Cassandra — this is a beautiful story. And it’s more than your story.
Glynn,
Yes, I know about your story. Beautiful, too. God teaches us so much through these moments, doesn’t he?
So moving, every word full of meaning, emotion, memories and hopes… from giving over my son recently when he asked to live with his dad 600 miles away (and thankfully changed his mind) to remembering childhood biscuits with butter and molasses (dark, sugary, “Suthun” goodness) to loving every morsel of Ommy Pat’s (my ex-husband’s grandmother, now deceased) angel biscuits made with yeast…
And this HCB community, absolutely as “tangible and meaningful as warm biscuits on a stormy night.”
Cheryl,
Our memories matter to us. Very, very much. And the memories we make with our children matter very much. We can give so much to them through memory. Sometimes this is a kind of battle: making the memories, no matter what.
Here is my really real post. I will try to finagle it onto the link list too.
Blessings.
http://aspiretoleadaquietlife.blogspot.com/2010/07/threads-of-love.html
Thanks for sharing your thoughts on community here. The sheep picture in your post has got me thinking. Such a great image of blogging.
Better late than not at all – here’s the link to Sandra Heska King’s post on my blog today http://hisfirefly.blogspot.com/2010/07/real-stuff-real-people.html
I always enjoy Sandra’s writing.

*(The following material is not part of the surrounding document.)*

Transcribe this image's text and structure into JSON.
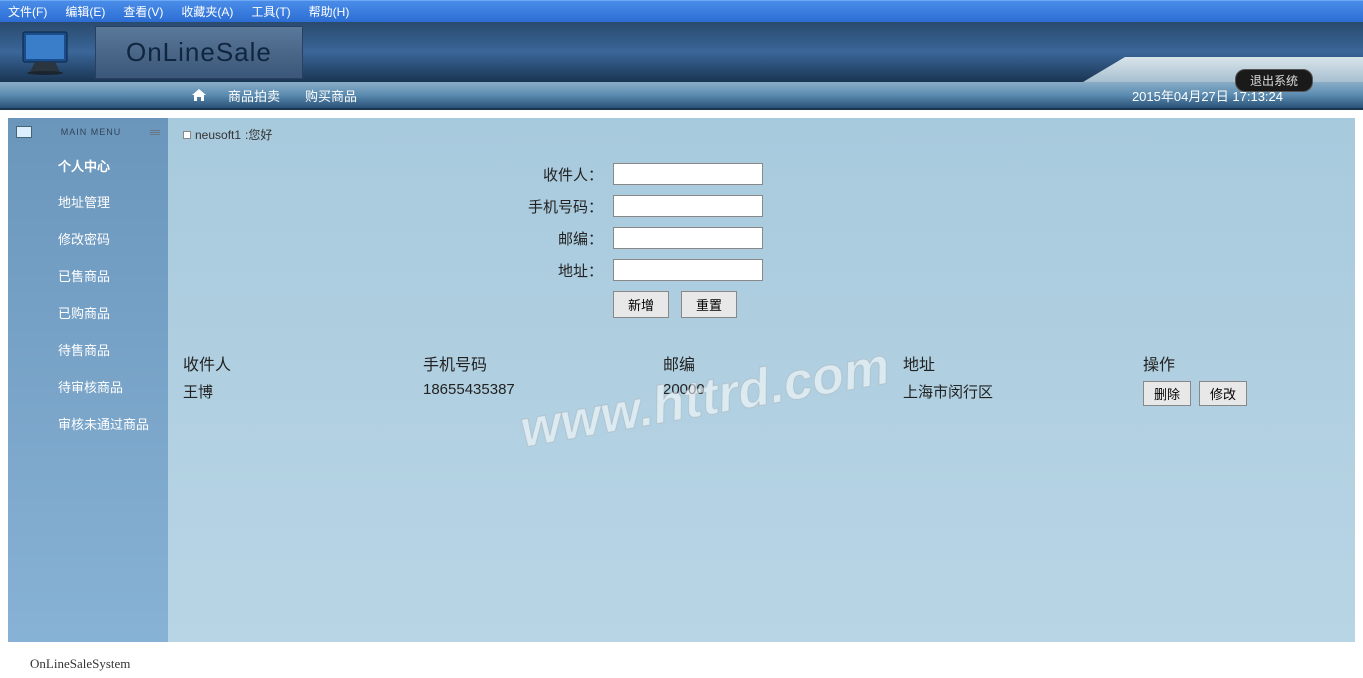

It’s like getting a hug or a chat from a friend — or both!
” crunchy crusts to tender hearts” loved that!
Cassandra, You write with such detail! Beautiful. I remember my grandmother made her biscuits from scratch, “real” biscuits. And my mother makes the same biscuits without even measuring. I am feeling a little nostalgic that I too want to learn how to make them, especially after my mom had recently asked us to get her some biscuits at a fast food place. It’s just not same as getting in the kitchen and making them and memories to go along, such as yours.
Biscuits without measuring? Now there’s a story.
Here’s the link to Karin Fendick’s (HisFireFly) post on my blog today
http://sandraking-beholding-god.blogspot.com/2010/07/so-what-is-real.html
This is such an encouraging story for all of us. We can (and do) make a difference. A very important difference right where we are. And in cyber space.
http://writingwithoutpaper.blogspot.com/2010/07/in-wills-real-place-poem.html
Powerful emotions and memories here in this post of yours, Maureen. You have felt it all deeply — love and loss both. Thanks for sharing with us.
beautiful, beautiful, beautiful
My youngest was in the NICU for a week while I was recovering in the hospital for five days from severe pre-elampsia. He was premature, and it was frightening. But God’s peace was very real, as well. I never knew what “peace that passes understanding” meant in daily LIFE until that week. Your post reminds me about how real the scare was, but also how present God was. And how letting go never really ends. Thanks for your beautiful words.
I’m hungry now, too!
Thank you, Dena.
I’m sure the experience of letting go, of danger, of loss is common to many of us. I’m grateful God doesn’t leave us alone in it, but helps us and gives us strength.
Your son is a very lucky man to have a mom like you.
)
Nikole,
Thanks, friend. You know I have my weaknesses, too. But I’ve learned that love does indeed cover a multitude of sins.